Everything you will miss about uni now that you’re home for the summer

At least at uni your mum can’t make you empty the dishwasher


Getting used to the fun and freedom of uni life only to return home to live under your parents’ roof in your home town can be pretty confusing and kinda annoying.

It’s great when you first get home and there’s free hot meals every night and your family treats you like you’ve just come back from the dead, but it’s not always like that.

So here we go, get ready to deal with all the things you’re gonna miss so bad about uni life when you return to the motherland.

You don’t have to empty the dishwasher

Chances are you don’t have the luxury of using a dishwasher at uni but at home you know the familiar sound of your mum calling “come down and empty the dishwasher” all too well. It’s fine and you don’t mind but you also kinda do mind and you never want to have to empty a dishwasher again.

Also every teenage child is united in the practice of opening the dishwasher to put dirty plates in, seeing that it is clean and ready to be emptied, and then closing the dishwasher and ignoring it. Basically we’re all just super lazy.

The freedom

The best thing about uni is that you can do whatever you want whenever you want, and you don’t really need to tell anyone where you’re going.

Sometimes it’s good to check in on your housemates and vice versa just to make sure they haven’t been dead in their room for a week, but usually you know when they’re safe because you’re familiar with their footsteps and the sound of them eating cereal in the kitchen.

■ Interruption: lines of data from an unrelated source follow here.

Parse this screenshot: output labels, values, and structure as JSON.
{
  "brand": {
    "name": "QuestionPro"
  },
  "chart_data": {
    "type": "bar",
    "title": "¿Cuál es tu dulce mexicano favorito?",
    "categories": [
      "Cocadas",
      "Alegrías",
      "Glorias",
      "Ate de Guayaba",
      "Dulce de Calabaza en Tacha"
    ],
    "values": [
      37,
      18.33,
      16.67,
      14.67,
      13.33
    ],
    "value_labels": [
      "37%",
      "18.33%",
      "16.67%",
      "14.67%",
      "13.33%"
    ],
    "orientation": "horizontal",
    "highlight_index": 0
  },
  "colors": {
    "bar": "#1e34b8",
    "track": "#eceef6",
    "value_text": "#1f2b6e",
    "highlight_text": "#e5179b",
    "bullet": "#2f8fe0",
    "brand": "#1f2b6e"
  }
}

But home is different. Every time you come home you have to announce your arrival and then you can’t leave without telling the rents when you’ll be home because they actually care if you’re safe – how weird is that. Either way compared to uni it feels like a very kind and caring but controlled prison.

No Uber

I don’t know about you fancy London residents (and other relevant cities with Uber) but a lot of us students will return to our more rural home towns this summer and have to deal with some of the worst public transport the UK has to offer.

Buses are your main option and they will undoubtedly suck. £6.30 for a return ticket and waiting an hour for the bus would seem like an actual joke at uni but at home it’s an all too familiar reality. This means you often have to pretend to be 15 and blag a child’s ticket until you eventually get caught out and have to admit to your old age.

Working 9-5, what a way to make a livin’

Everyone comes back from uni and has to make their dreaded return to their hometown job. You really don’t want to work on the fish counter at Tesco but you need that £££ so that you can blow it all on nights out next year.

It also feels pretty soul destroying to work your way out of your overdraft, because you aren’t even really making money you’re just desperately trying to claw your way back up to £0 again. But we soldier on, because if we can’t afford takeaways and nights out then what kind of uni student are we?

You know everyone in your home town

Uni is great because you can get absolutely plastered and lay on the pavement outside Kasbah and no one will give a shit because chances are they don’t know you. Or maybe a few people know you but it’s ok ‘cos it’s uni and that’s just a sign of a good night out.

But your home town is entirely different. You’ll go for a haircut and your hairdresser will be the girl you sat next to in year 9 French, or you will be sat on the bus and have to look at your phone to awkwardly avoid ex-secondary school best friends, or the dance floor of your local club will have at least two people you’ve got with at any one time.

People you know are everywhere, whereas uni has a calming degree of anonymity. Unless you’re in the SU on a Wednesday. Then you know EVERYONE.